Oleh. Budiana Irmawan*


Problematik Sistem Pemerintahan

Amandemen konstitusi UUD 1945 sejak reformasi 1998 membawa implikasi luas terhadap sistem pemerintahan dan partai politik. Implikasi itu meliputi empat poin penting, yaitu (i) pembatasan masa jabatan presiden dan wakil presiden, (ii) pemilihan presiden dan wakil presiden secara langsung, (iii) penguatan peran legislatif/DPR, dan (iv) melikuidasi lembaga tertinggi negara MPR (Majelis Permusyawaratan Rakyat). Amandemen konstitusi didasari semangat reformasi menata demokratisasi yang lebih matang dan terlembaga. Perubahan empat poin penting di atas dimaksudkan membuka ruang partisipasi rakyat langsung dan menegaskan sistem pemerintahan presidensialisme.

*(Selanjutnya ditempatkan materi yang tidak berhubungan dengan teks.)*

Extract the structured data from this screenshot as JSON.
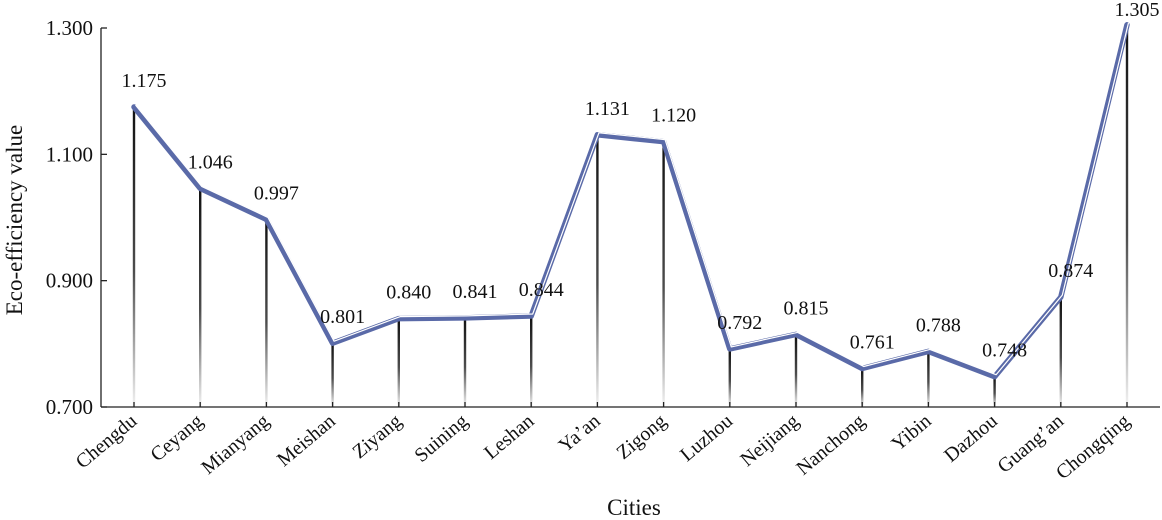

Sistem pemerintahan presidensialisme menempatkan seorang presiden sebagai kepala negara sekaligus kepala pemerintahan. Presiden memegang mandat rakyat melalui mekanisme Pemilihan Presiden (Pilpres). Dalam menjalankan pemerintahan, presiden mempunyai hak prerogatif mengangkat dan memberhentikan menteri. Posisi menteri adalah pembantu presiden yang bertanggung jawab langsung kepada presiden. Inilah sistem pemerintahan presidensialisme yang membedakannya dengan parlementarisme.

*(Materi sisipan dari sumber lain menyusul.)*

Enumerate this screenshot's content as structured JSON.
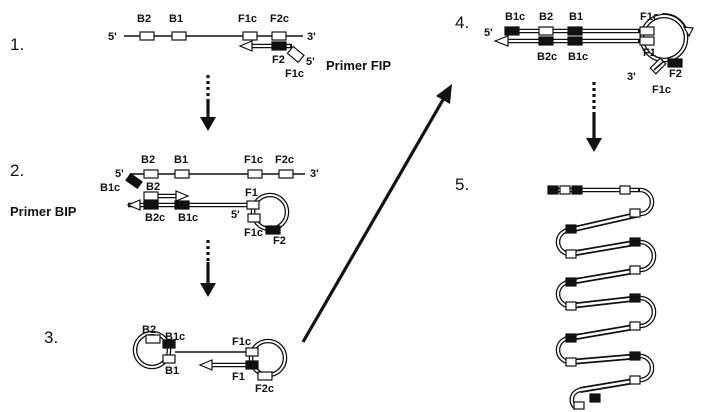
{
  "steps": {
    "s1": "1.",
    "s2": "2.",
    "s3": "3.",
    "s4": "4.",
    "s5": "5."
  },
  "primers": {
    "fip": "Primer FIP",
    "bip": "Primer BIP"
  },
  "ends": {
    "five": "5'",
    "three": "3'"
  },
  "segments": {
    "B1": "B1",
    "B2": "B2",
    "F1": "F1",
    "F2": "F2",
    "B1c": "B1c",
    "B2c": "B2c",
    "F1c": "F1c",
    "F2c": "F2c"
  }
}
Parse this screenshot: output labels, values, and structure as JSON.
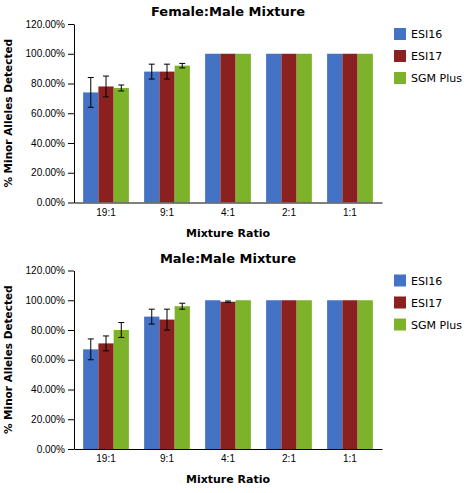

Dalam parlementarisme, seorang kepala pemerintahan atau perdana menteri bertanggung jawab kepada parlemen. Parlemen pun bisa mengajukan mosi tidak percaya dan membubarkan kabinet. Secara umum, sistem parlementarisme ini adalah “supremasi legislatif”. Mengingat sistem pemerintahan parlementarisme meleburkan kekuasaan eksekutif dan legislatif (fusion of powers), sementara presidensialisme merupakan eksekutif tunggal terpisah dengan kekuasaan legislatif (separation of powers). Pada era orde seorang mandataris MPR kekuasaannya dapat dijatuhkan oleh parlemen melalui Sidang Umum MPR. Kendati mereka yang duduk di MPR sudah ditetapkan loyalis pemerintah. Karena itu, sistem pemerintahan pada era orde baru seringkali disebut kuasi-presidensialisme.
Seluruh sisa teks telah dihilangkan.